Though he can comfortably afford to, it’s laudable that Young is donating the take from his current Canadian tour (which included a stop in Regina last night) to the Athabasca Chipewyan First Nation, which is fighting a legal battle against oil sands expansion on its land. Regardless of the merits of the case, Young is investing more than rhetoric in the issue.
Though his comparison of the oil sands with the atomic bomb devastation of the Japanese city of Hiroshima was thoughtless and offensive, and rightly widely criticized, Young’s criticisms have people talking and debating — and that’s always a good thing in a democracy.
Indeed, his provocative language — “Canada is trading integrity for money” — has prompted the federal government to respond, saying it “recognizes the importance of developing resources responsibly” and pledging to “ensure that Canada’s environmental laws and regulations are rigorous”.
All that said, it’s about here that we depart from Young’s (diesel-powered) tour bus.
Like many in the anti-oil chorus, Young overstates his case and fails to acknowledge the crucial role oil and other fossil fuels play in our lives.
For example, the electric/biodiesel hybrid car he drove to Fort McMurray from California might not have used “any oil at all”, but the electricity he charges it with was almost certainly generated by fossil fuels like coal, natural gas or oil.
And oil is more than simply fuel, with
NEIL YOUNG’S COMMENTS HAVE FOCUSED ATTENTION ON OIL.
petrochemicals providing key components for the plastics and other compounds that are, at present, essential elements of our way of life.
It’s a key part of the Canadian economy, creating billions in royalty and tax revenue governments use to pay for health, education and other programs. And thousands of Canadians are employed in the energy sector.

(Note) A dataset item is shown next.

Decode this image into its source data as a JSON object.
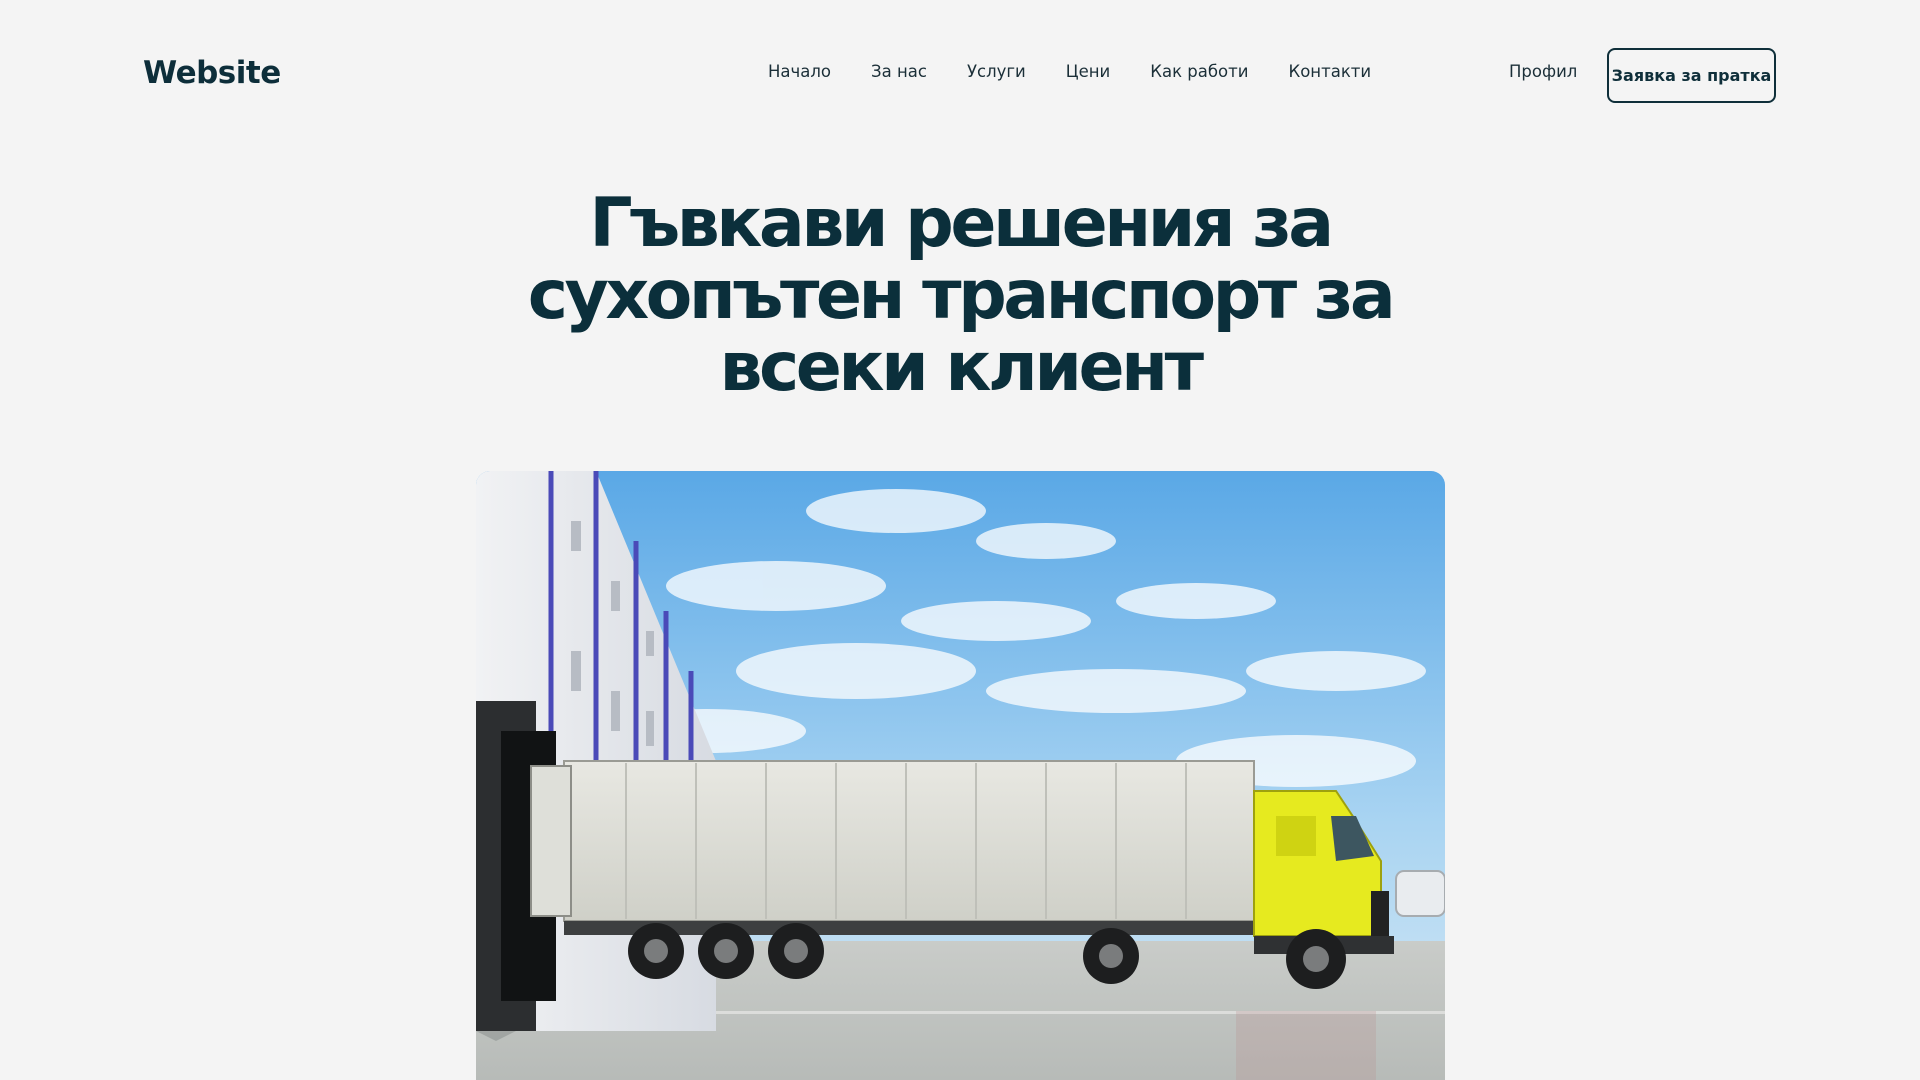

Yes, we absolutely should be investing in green energy as Young suggests — and governments are.
Thus far, wind and solar power, biomass, hydro generation and other alternatives fall far short of providing the affordable and reliable power we need.
And certainly governments have an important role to play in ensuring resources are extracted in the most-environmentally sensitive manner possible. But the reality is that they must continue to be extracted, both now and for the foreseeable future.

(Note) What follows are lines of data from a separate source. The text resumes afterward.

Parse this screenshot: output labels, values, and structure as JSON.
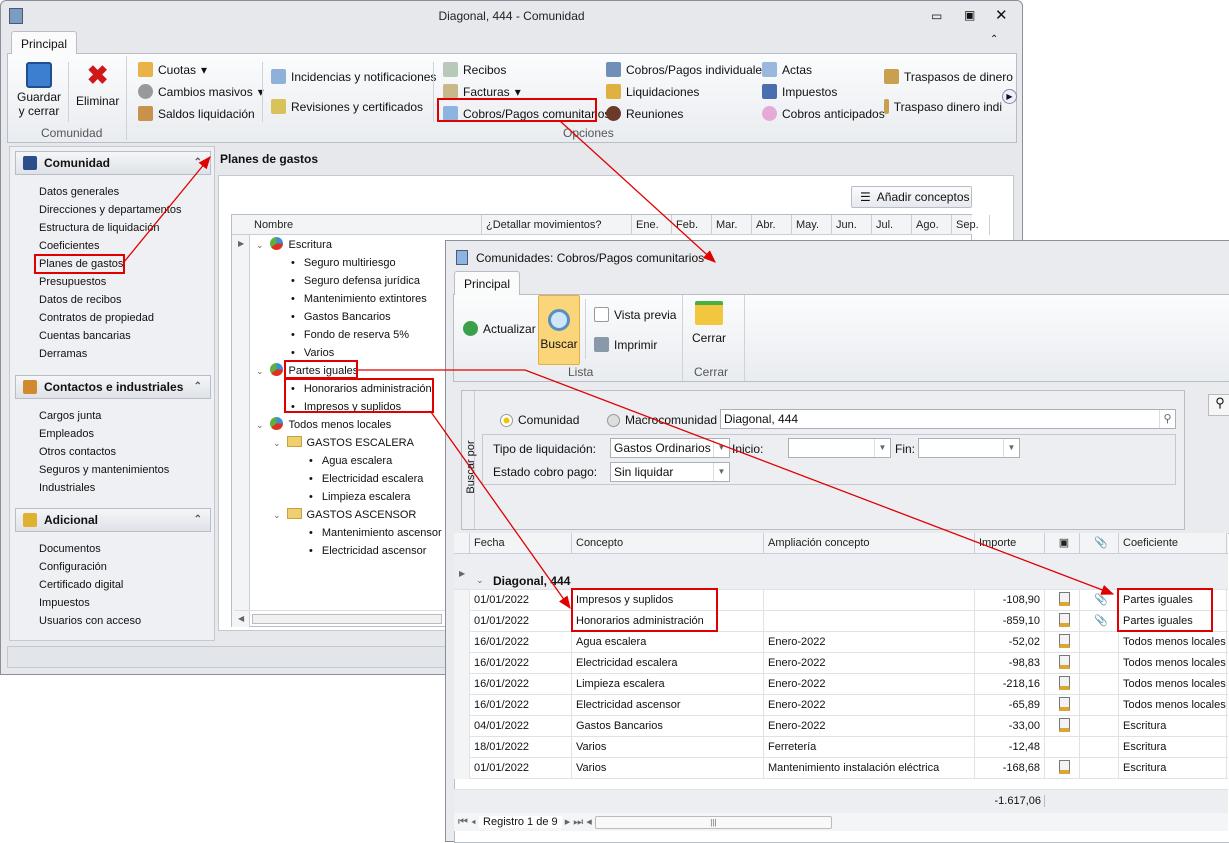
{
  "main_window": {
    "title": "Diagonal, 444 - Comunidad",
    "tab": "Principal",
    "ribbon": {
      "save": "Guardar y cerrar",
      "delete": "Eliminar",
      "group_comunidad": "Comunidad",
      "cuotas": "Cuotas",
      "cambios": "Cambios masivos",
      "saldos": "Saldos liquidación",
      "incidencias": "Incidencias y notificaciones",
      "revisiones": "Revisiones y certificados",
      "recibos": "Recibos",
      "facturas": "Facturas",
      "cobros_com": "Cobros/Pagos comunitarios",
      "cobros_ind": "Cobros/Pagos individuales",
      "liquidaciones": "Liquidaciones",
      "reuniones": "Reuniones",
      "actas": "Actas",
      "impuestos": "Impuestos",
      "anticipados": "Cobros anticipados",
      "traspasos": "Traspasos de dinero",
      "traspaso_ind": "Traspaso dinero indi",
      "group_opciones": "Opciones"
    },
    "sidebar": {
      "groups": [
        {
          "title": "Comunidad",
          "items": [
            "Datos generales",
            "Direcciones y departamentos",
            "Estructura de liquidación",
            "Coeficientes",
            "Planes de gastos",
            "Presupuestos",
            "Datos de recibos",
            "Contratos de propiedad",
            "Cuentas bancarias",
            "Derramas"
          ]
        },
        {
          "title": "Contactos e industriales",
          "items": [
            "Cargos junta",
            "Empleados",
            "Otros contactos",
            "Seguros y mantenimientos",
            "Industriales"
          ]
        },
        {
          "title": "Adicional",
          "items": [
            "Documentos",
            "Configuración",
            "Certificado digital",
            "Impuestos",
            "Usuarios con acceso"
          ]
        }
      ]
    },
    "panel": {
      "title": "Planes de gastos",
      "add_button": "Añadir conceptos",
      "columns": [
        "Nombre",
        "¿Detallar movimientos?",
        "Ene.",
        "Feb.",
        "Mar.",
        "Abr.",
        "May.",
        "Jun.",
        "Jul.",
        "Ago.",
        "Sep."
      ],
      "tree": [
        {
          "label": "Escritura",
          "level": 0,
          "type": "pie"
        },
        {
          "label": "Seguro multiriesgo",
          "level": 1,
          "type": "bullet"
        },
        {
          "label": "Seguro defensa jurídica",
          "level": 1,
          "type": "bullet"
        },
        {
          "label": "Mantenimiento extintores",
          "level": 1,
          "type": "bullet"
        },
        {
          "label": "Gastos Bancarios",
          "level": 1,
          "type": "bullet"
        },
        {
          "label": "Fondo de reserva 5%",
          "level": 1,
          "type": "bullet"
        },
        {
          "label": "Varios",
          "level": 1,
          "type": "bullet"
        },
        {
          "label": "Partes iguales",
          "level": 0,
          "type": "pie"
        },
        {
          "label": "Honorarios administración",
          "level": 1,
          "type": "bullet"
        },
        {
          "label": "Impresos y suplidos",
          "level": 1,
          "type": "bullet"
        },
        {
          "label": "Todos menos locales",
          "level": 0,
          "type": "pie"
        },
        {
          "label": "GASTOS ESCALERA",
          "level": 1,
          "type": "folder"
        },
        {
          "label": "Agua escalera",
          "level": 2,
          "type": "bullet"
        },
        {
          "label": "Electricidad escalera",
          "level": 2,
          "type": "bullet"
        },
        {
          "label": "Limpieza escalera",
          "level": 2,
          "type": "bullet"
        },
        {
          "label": "GASTOS ASCENSOR",
          "level": 1,
          "type": "folder"
        },
        {
          "label": "Mantenimiento ascensor",
          "level": 2,
          "type": "bullet"
        },
        {
          "label": "Electricidad ascensor",
          "level": 2,
          "type": "bullet"
        }
      ]
    }
  },
  "sub_window": {
    "title": "Comunidades: Cobros/Pagos comunitarios",
    "tab": "Principal",
    "ribbon": {
      "actualizar": "Actualizar",
      "buscar": "Buscar",
      "vista": "Vista previa",
      "imprimir": "Imprimir",
      "group_lista": "Lista",
      "cerrar": "Cerrar",
      "group_cerrar": "Cerrar"
    },
    "filter": {
      "side_label": "Buscar por",
      "radio_comunidad": "Comunidad",
      "radio_macro": "Macrocomunidad",
      "comunidad_value": "Diagonal, 444",
      "tipo_label": "Tipo de liquidación:",
      "tipo_value": "Gastos Ordinarios",
      "inicio_label": "Inicio:",
      "fin_label": "Fin:",
      "estado_label": "Estado cobro pago:",
      "estado_value": "Sin liquidar"
    },
    "grid": {
      "columns": [
        "Fecha",
        "Concepto",
        "Ampliación concepto",
        "Importe",
        "Coeficiente"
      ],
      "group": "Diagonal, 444",
      "rows": [
        {
          "fecha": "01/01/2022",
          "concepto": "Impresos y suplidos",
          "ampliacion": "",
          "importe": "-108,90",
          "doc": true,
          "clip": true,
          "coef": "Partes iguales"
        },
        {
          "fecha": "01/01/2022",
          "concepto": "Honorarios administración",
          "ampliacion": "",
          "importe": "-859,10",
          "doc": true,
          "clip": true,
          "coef": "Partes iguales"
        },
        {
          "fecha": "16/01/2022",
          "concepto": "Agua escalera",
          "ampliacion": "Enero-2022",
          "importe": "-52,02",
          "doc": true,
          "clip": false,
          "coef": "Todos menos locales"
        },
        {
          "fecha": "16/01/2022",
          "concepto": "Electricidad escalera",
          "ampliacion": "Enero-2022",
          "importe": "-98,83",
          "doc": true,
          "clip": false,
          "coef": "Todos menos locales"
        },
        {
          "fecha": "16/01/2022",
          "concepto": "Limpieza escalera",
          "ampliacion": "Enero-2022",
          "importe": "-218,16",
          "doc": true,
          "clip": false,
          "coef": "Todos menos locales"
        },
        {
          "fecha": "16/01/2022",
          "concepto": "Electricidad ascensor",
          "ampliacion": "Enero-2022",
          "importe": "-65,89",
          "doc": true,
          "clip": false,
          "coef": "Todos menos locales"
        },
        {
          "fecha": "04/01/2022",
          "concepto": "Gastos Bancarios",
          "ampliacion": "Enero-2022",
          "importe": "-33,00",
          "doc": true,
          "clip": false,
          "coef": "Escritura"
        },
        {
          "fecha": "18/01/2022",
          "concepto": "Varios",
          "ampliacion": "Ferretería",
          "importe": "-12,48",
          "doc": false,
          "clip": false,
          "coef": "Escritura"
        },
        {
          "fecha": "01/01/2022",
          "concepto": "Varios",
          "ampliacion": "Mantenimiento instalación eléctrica",
          "importe": "-168,68",
          "doc": true,
          "clip": false,
          "coef": "Escritura"
        }
      ],
      "total": "-1.617,06",
      "nav": "Registro 1 de 9"
    }
  },
  "colors": {
    "annotation": "#e00000",
    "selected_button": "#fbd57a"
  }
}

Modern industrial economies are powered by petrochemicals.
The standard of living we enjoy in the developed world — where we’re statistically better fed, healthier and more long-lived than at any other time in the planet’s history — depends in large part on oil-powered transportation and energy infrastructures.
It’s a standard aspired to by increasing numbers of people around the world, and a standard that increasingly is within their reach.
They’re looking to us, in part, to fuel their futures.
We’re looking to them, in part, to fuel our economies.
By all means, let’s debate the future of oil production. But let’s be sure we recognize the stakes, and the costs, both social and economic, of peremptorily turning off the tap.